Question

How do you solve $$2x + 5 = - 2$$?

Answer 1

Hint: Here in this question, we have to solve the given equation and it is in the form of an algebraic equation having a variable x. Solving this equation, we have to find the unknown value x by using the basic arithmetic operation like multiplication and division.

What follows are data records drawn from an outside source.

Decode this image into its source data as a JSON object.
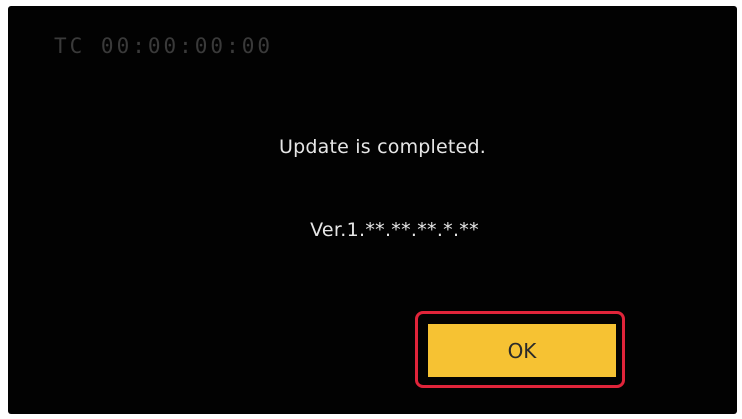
{
  "screen": {
    "timecode": "TC 00:00:00:00",
    "message": "Update is completed.",
    "version": "Ver.1.**.**.**.*.**"
  },
  "dialog": {
    "ok_label": "OK"
  },
  "colors": {
    "background": "#020202",
    "text": "#e6e6e6",
    "button": "#f6c233",
    "highlight": "#e0243a"
  }
}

Complete step by step answer:
 The given equation is an algebraic equation. The algebraic equation is a combination of variable and constant and which has an equal sign. So we use arithmetic operations and solve it further.
Now consider the given equation
$$ \Rightarrow \,\,2x + 5 = - 2$$
Subtract 5 from both sides of the equation.
$$ \Rightarrow \,\,2x = - 2 - 5$$
On simplification, we get
$$ \Rightarrow \,\,2x = - 7$$
Now divide the above equation both side by 2, then we get
$$\therefore \,\,\,\,x = - \dfrac{7}{2}$$
Hence, it’s a required solution.
We can also verify the given question by substituting the value of x.
Consider $$2x + 5 = - 2$$. Substitute the value of x as $$ - \dfrac{7}{2}$$, so we have
$$ \Rightarrow \,\,2\left( { - \dfrac{7}{2}} \right) + 5 = - 2$$
On simplification we get
$$ \Rightarrow \,\, - 7 + 5 = - 2$$
$$\therefore \,\,\, - 2 = - 2$$
Hence LHS is equal to RHS.

Note: There are three methods to solve linear equations in one variable:
1. Trial and error
2. Inverse Operations
3. Transposition method
If the algebraic expression contains only one unknown, we determine the value by using simple arithmetic operations.